Summary and Analysis
While visiting her daughter Charlotte, Mrs. Jennings learned from Doctor Donovan that he had just left Mrs. John Dashwood, who was suffering from hysterics. Anne Steele had innocently revealed the news of Lucy Steele's engagement to Edward, and Fanny, aghast, had ordered Lucy out of her house.
Elinor realized that she must tell Marianne about the whole affair before Marianne heard it from Mrs. Jennings. Her sister was heartbroken. "What!" she said. "While attending me in all my misery, has this been on your heart?" Elinor, taking advantage of her sister's recriminations, made Marianne promise to show discretion when hearing or talking about the affair. On the following day, the sisters again heard the story, this time from John Dashwood. He told them that Fanny had told her mother about the engagement, and Mrs. Ferrars had sent for Edward, who refused to break it. He left the house in spite of his mother's declaration that she would disinherit him. Mrs. Ferrars' latest plan was to give Edward's inheritance to his brother Robert, immediately.

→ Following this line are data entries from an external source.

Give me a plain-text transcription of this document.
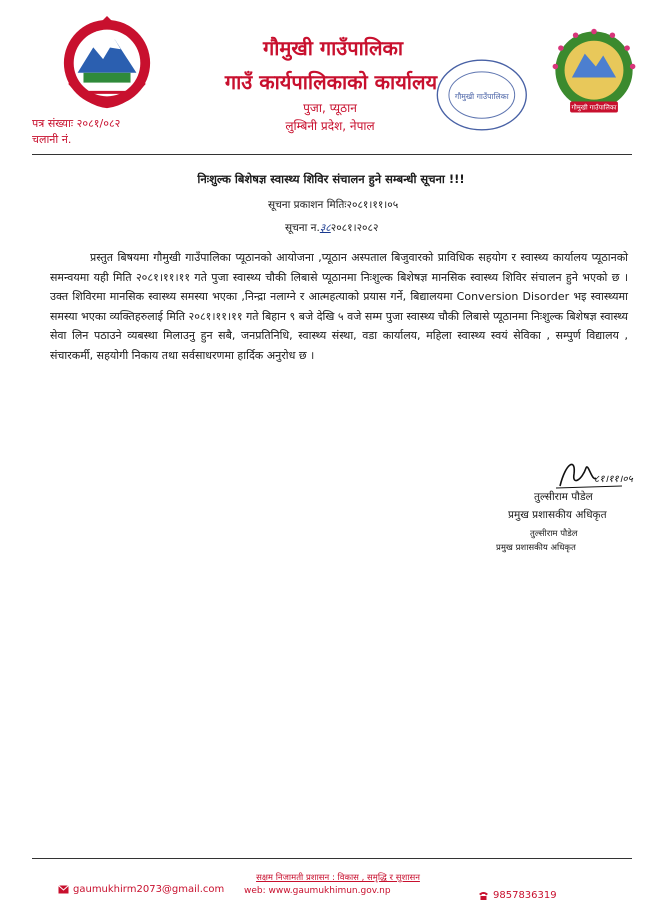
गौमुखी गाउँपालिका
गौमुखी गाउँपालिका
गौमुखी गाउँपालिका
गाउँ कार्यपालिकाको कार्यालय
पुजा, प्यूठान
लुम्बिनी प्रदेश, नेपाल
पत्र संख्याः २०८१/०८२
चलानी नं.
निःशुल्क बिशेषज्ञ स्वास्थ्य शिविर संचालन हुने सम्बन्धी सूचना !!!
सूचना प्रकाशन मितिः२०८१।११।०५
सूचना न.३८२०८१।२०८२

प्रस्तुत बिषयमा गौमुखी गाउँपालिका प्यूठानको आयोजना ,प्यूठान अस्पताल बिजुवारको प्राविधिक सहयोग र स्वास्थ्य कार्यालय प्यूठानको समन्वयमा यही मिति २०८१।११।११ गते पुजा स्वास्थ्य चौकी लिबासे प्यूठानमा निःशुल्क बिशेषज्ञ मानसिक स्वास्थ्य शिविर संचालन हुने भएको छ । उक्त शिविरमा मानसिक स्वास्थ्य समस्या भएका ,निन्द्रा नलाग्ने र आत्महत्याको प्रयास गर्ने, बिद्यालयमा Conversion Disorder भइ स्वास्थ्यमा समस्या भएका व्यक्तिहरुलाई मिति २०८१।११।११ गते बिहान ९ बजे देखि ५ वजे सम्म पुजा स्वास्थ्य चौकी लिबासे प्यूठानमा निःशुल्क बिशेषज्ञ स्वास्थ्य सेवा लिन पठाउने व्यबस्था मिलाउनु हुन सबै, जनप्रतिनिधि, स्वास्थ्य संस्था, वडा कार्यालय, महिला स्वास्थ्य स्वयं सेविका , सम्पुर्ण विद्यालय , संचारकर्मी, सहयोगी निकाय तथा सर्वसाधरणमा हार्दिक अनुरोध छ ।

८१।११।०५
तुल्सीराम पौडेल
प्रमुख प्रशासकीय अधिकृत
तुल्सीराम पौडेल
प्रमुख प्रशासकीय अधिकृत
सक्षम निजामती प्रशासन : विकास , समृद्धि र सुशासन
web: www.gaumukhimun.gov.np
gaumukhirm2073@gmail.com
9857836319
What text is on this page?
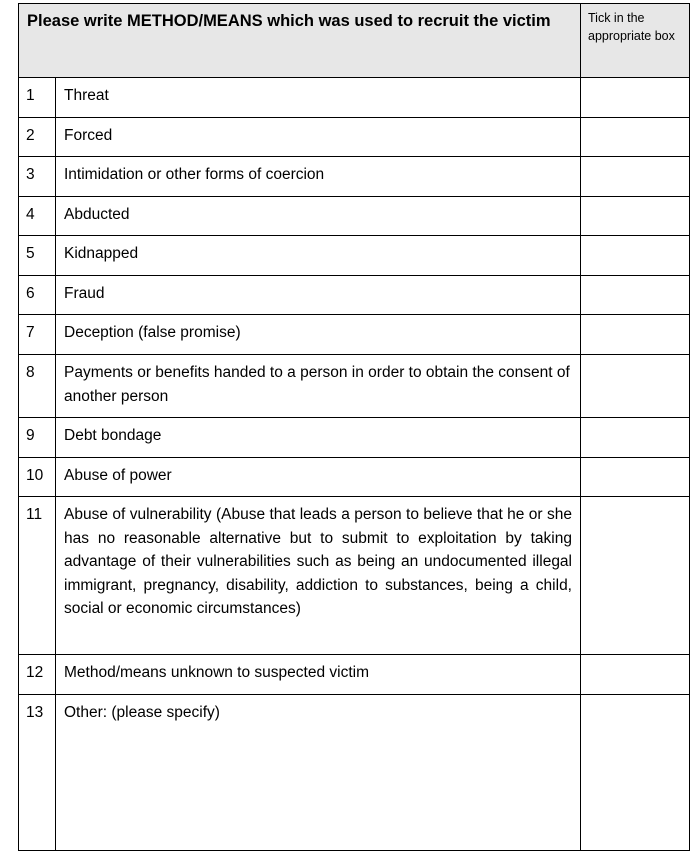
Please write METHOD/MEANS which was used to recruit the victim		Tick in the appropriate box
1	Threat	
2	Forced	
3	Intimidation or other forms of coercion	
4	Abducted	
5	Kidnapped	
6	Fraud	
7	Deception (false promise)	
8	Payments or benefits handed to a person in order to obtain the consent of another person	
9	Debt bondage	
10	Abuse of power	
11	Abuse of vulnerability (Abuse that leads a person to believe that he or she has no reasonable alternative but to submit to exploitation by taking advantage of their vulnerabilities such as being an undocumented illegal immigrant, pregnancy, disability, addiction to substances, being a child, social or economic circumstances)	
12	Method/means unknown to suspected victim	
13	Other: (please specify)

Mrs. Jennings continues to reveal herself as the kindly and sensible creature she is. Her tactless curiosity and gossip began by offending Elinor and Marianne, but the sisters have by now learned that she has a big heart, which is what really matters. She energetically sides with Lucy against the wealth and family connections of the Dashwoods and the Ferrarses. "I declare I have no patience with your sister," she says, indignant because Fanny Dashwood has thrown Lucy out of her house, "and I hope, with all my heart, it will be a match in spite of her. . . . I have no notion of people's making such a to-do about money and greatness." Ironically, her simple heart can see no contrivance in the devious Lucy.